Artık tüm tayfaların geldiginden emin olmuştu hatta yemeğini bitirenler bile vardı ama Jeongin bir türlü gelmemişti.
"Hey kaptan! Neyi bekliyorsun?"
Arkadaki masalarda oturan iri -hatta geminin en irisi olabilecek- tayfa, yemeğini yerken seslenmisti. Hyunjin gülümseyip konuşmaya girdi.
"Bir tayfayı ama gelecek gibi görünmüyor, size afiyet olsun."
Hyunjin sözlerini bitirdiği gibi bakışları masadaki Chaeyoung'u bulmuştu, o az önce bir tayfayla diyaloğa girince Jeongin'den bahsettiğini anlamıştı.
"Chaeyoung, Jeongin nerede biliyor musun?"
"En son işimi bitirip geleceğim diyordu, yelkenlerin tarafında bir bank var ya o taraftaydı."

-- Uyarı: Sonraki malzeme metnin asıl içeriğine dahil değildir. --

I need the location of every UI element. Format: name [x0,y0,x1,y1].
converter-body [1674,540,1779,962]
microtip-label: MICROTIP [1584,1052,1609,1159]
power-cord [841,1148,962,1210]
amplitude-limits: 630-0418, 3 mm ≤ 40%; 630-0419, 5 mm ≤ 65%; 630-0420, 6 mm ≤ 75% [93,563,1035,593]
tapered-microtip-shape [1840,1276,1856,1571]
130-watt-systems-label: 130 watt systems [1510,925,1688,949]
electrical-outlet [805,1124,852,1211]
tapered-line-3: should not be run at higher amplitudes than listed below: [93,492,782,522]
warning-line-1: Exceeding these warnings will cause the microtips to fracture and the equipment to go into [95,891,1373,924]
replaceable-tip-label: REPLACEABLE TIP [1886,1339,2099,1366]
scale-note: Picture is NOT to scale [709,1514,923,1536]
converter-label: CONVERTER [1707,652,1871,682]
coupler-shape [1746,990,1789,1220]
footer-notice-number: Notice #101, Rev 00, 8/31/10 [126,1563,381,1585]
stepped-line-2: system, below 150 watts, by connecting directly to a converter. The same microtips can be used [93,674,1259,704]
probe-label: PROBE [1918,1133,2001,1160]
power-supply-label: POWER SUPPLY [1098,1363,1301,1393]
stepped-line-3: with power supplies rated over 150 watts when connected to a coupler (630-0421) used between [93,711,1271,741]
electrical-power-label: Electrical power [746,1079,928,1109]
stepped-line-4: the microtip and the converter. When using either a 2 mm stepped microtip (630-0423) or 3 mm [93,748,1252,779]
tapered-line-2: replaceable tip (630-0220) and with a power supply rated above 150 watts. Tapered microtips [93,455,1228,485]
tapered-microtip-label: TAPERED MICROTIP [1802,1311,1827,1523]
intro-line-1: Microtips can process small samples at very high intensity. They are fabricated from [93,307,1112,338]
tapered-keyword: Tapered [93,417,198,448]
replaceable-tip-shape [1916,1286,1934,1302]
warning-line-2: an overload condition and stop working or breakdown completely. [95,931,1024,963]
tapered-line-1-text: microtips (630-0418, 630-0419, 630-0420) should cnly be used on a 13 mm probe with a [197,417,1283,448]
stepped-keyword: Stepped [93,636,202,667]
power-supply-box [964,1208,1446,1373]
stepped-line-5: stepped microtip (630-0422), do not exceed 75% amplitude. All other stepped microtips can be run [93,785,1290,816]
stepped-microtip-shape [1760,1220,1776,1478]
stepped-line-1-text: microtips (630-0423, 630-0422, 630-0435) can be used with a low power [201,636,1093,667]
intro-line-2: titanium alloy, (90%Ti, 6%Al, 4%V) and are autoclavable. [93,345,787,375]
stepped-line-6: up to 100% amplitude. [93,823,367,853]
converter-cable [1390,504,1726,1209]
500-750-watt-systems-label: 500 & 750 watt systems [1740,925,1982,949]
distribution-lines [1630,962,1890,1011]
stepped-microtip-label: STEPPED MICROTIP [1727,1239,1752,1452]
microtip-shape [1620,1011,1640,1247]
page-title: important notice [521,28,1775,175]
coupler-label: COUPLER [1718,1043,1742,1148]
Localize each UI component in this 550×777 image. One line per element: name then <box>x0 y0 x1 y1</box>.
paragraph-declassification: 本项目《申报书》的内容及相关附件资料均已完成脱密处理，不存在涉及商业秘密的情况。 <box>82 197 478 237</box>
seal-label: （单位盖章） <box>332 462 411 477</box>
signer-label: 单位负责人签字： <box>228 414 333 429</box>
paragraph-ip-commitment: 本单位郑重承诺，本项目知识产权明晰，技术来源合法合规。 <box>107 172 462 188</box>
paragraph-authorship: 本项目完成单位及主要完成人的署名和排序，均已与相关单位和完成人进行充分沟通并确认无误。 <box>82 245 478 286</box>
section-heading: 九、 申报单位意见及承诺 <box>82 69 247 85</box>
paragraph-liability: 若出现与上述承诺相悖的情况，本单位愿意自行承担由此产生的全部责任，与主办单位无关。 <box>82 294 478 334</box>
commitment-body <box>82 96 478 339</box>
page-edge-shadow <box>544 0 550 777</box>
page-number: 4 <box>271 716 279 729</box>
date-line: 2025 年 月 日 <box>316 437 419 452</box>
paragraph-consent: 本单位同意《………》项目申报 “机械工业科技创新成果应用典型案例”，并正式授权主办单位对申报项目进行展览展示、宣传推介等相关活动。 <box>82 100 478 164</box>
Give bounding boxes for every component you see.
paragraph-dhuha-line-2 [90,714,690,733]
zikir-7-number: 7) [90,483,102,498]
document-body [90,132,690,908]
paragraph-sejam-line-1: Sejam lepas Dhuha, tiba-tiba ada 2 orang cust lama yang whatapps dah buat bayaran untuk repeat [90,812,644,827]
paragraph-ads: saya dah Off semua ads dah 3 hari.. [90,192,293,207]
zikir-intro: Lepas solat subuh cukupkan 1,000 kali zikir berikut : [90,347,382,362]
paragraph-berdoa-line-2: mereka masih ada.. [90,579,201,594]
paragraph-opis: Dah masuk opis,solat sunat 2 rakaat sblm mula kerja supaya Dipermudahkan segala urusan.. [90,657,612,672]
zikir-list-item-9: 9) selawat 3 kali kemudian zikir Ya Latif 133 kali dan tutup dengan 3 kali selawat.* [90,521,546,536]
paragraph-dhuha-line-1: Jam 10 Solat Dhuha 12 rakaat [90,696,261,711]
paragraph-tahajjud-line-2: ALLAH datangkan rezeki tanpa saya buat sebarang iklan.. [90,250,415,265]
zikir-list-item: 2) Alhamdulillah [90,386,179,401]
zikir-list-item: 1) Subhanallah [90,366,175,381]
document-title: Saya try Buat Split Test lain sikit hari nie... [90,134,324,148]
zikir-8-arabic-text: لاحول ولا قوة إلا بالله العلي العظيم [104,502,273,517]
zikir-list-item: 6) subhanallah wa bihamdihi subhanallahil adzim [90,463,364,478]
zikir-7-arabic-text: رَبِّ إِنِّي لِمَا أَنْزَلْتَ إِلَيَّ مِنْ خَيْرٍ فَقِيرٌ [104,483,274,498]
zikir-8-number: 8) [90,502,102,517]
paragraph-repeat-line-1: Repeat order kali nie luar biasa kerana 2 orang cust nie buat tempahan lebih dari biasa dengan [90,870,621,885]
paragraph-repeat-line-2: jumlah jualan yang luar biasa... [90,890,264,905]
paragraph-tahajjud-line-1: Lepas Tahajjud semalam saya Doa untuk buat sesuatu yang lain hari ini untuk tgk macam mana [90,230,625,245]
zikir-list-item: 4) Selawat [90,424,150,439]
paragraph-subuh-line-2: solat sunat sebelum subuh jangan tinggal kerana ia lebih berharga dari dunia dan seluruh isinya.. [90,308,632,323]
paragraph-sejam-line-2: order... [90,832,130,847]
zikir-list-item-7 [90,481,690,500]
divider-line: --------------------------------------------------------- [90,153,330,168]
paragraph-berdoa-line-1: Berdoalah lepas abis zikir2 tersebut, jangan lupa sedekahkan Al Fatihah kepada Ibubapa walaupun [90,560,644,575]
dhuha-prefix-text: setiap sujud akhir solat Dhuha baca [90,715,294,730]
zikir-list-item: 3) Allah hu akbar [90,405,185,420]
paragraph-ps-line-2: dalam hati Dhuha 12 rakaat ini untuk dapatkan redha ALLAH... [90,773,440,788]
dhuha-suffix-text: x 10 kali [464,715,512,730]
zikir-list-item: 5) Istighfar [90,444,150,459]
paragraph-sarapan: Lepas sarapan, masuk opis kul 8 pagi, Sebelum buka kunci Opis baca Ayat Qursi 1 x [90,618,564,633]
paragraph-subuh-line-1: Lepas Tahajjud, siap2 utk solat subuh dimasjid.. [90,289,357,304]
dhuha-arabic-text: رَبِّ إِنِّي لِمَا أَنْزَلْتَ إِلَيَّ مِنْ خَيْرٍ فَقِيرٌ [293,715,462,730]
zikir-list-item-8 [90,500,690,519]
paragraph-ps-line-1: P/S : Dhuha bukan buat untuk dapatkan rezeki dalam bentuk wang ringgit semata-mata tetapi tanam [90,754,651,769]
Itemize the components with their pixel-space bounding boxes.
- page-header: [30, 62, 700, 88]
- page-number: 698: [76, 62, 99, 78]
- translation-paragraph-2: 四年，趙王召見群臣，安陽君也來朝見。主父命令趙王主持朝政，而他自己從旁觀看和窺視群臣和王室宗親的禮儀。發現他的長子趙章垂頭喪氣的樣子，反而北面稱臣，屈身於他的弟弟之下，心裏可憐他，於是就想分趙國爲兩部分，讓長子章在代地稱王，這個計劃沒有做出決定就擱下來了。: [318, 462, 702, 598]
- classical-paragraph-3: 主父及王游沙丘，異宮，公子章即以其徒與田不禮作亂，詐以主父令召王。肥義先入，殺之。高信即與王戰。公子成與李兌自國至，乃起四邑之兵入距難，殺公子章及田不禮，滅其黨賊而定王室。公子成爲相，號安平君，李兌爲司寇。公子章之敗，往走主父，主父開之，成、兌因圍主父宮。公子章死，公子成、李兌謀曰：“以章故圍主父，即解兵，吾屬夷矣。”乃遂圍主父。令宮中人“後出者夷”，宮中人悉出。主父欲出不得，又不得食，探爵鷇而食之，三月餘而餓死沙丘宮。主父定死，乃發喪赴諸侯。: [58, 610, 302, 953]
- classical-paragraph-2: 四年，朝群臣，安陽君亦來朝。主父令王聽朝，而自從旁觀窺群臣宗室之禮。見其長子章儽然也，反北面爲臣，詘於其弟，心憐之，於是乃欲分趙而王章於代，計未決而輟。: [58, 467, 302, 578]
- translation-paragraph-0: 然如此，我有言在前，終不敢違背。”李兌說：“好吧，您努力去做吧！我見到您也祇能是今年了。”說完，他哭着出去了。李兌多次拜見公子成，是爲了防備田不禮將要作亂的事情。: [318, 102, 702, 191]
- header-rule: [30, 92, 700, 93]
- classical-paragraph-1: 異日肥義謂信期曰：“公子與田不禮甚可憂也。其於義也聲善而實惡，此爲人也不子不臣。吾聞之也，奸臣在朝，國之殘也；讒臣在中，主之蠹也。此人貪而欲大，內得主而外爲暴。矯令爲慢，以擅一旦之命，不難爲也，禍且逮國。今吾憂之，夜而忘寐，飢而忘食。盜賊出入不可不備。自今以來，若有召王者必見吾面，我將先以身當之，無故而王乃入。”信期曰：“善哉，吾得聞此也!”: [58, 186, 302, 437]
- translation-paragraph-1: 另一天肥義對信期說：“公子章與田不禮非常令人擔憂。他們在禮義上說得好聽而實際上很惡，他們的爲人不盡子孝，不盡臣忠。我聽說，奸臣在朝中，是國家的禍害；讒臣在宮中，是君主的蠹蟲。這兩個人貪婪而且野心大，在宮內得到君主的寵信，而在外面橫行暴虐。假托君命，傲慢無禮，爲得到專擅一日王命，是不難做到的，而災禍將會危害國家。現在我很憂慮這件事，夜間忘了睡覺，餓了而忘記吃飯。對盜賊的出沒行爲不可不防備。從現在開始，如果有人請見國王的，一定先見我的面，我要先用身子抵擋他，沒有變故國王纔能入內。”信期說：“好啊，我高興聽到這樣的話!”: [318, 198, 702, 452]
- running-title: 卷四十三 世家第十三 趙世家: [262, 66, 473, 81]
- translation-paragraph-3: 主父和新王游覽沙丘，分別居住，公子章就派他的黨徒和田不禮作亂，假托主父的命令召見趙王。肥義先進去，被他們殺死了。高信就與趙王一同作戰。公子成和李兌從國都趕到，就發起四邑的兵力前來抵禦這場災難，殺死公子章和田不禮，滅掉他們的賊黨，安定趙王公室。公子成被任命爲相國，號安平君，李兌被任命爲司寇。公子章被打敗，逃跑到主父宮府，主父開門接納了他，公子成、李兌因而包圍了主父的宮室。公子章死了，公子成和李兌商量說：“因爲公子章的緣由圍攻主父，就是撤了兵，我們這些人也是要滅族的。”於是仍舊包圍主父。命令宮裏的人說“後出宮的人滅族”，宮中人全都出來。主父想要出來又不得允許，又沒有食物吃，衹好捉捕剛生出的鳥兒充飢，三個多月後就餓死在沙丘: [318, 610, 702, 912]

Hyunjin ses çıkarmadan başıyla onaylamış ve ilerlemeye başlamıştı. Başına bir şey gelmesi korkusuyla adımlarını hızlandırdı, tabi öyle bir konumda başına ne gelebilirdi o da bilmiyordu ama.
Sonunda yelkenlerin tarafına vardığında bakışlarını banka çevirdi, oturduğu yerde kafasını geri bankın başına yaslayıp uyuyan bir Jeongin görmeyi beklemiyordu.
Sessiz adımlarla yanına ilerleyip yüzünü tayfasının yüzüne yaklaştırdı, nefes alıyordu, ölmemişti. Işinden dolayı doğan içgüdü yüzünden yapmıştı bunu, Hyunjin.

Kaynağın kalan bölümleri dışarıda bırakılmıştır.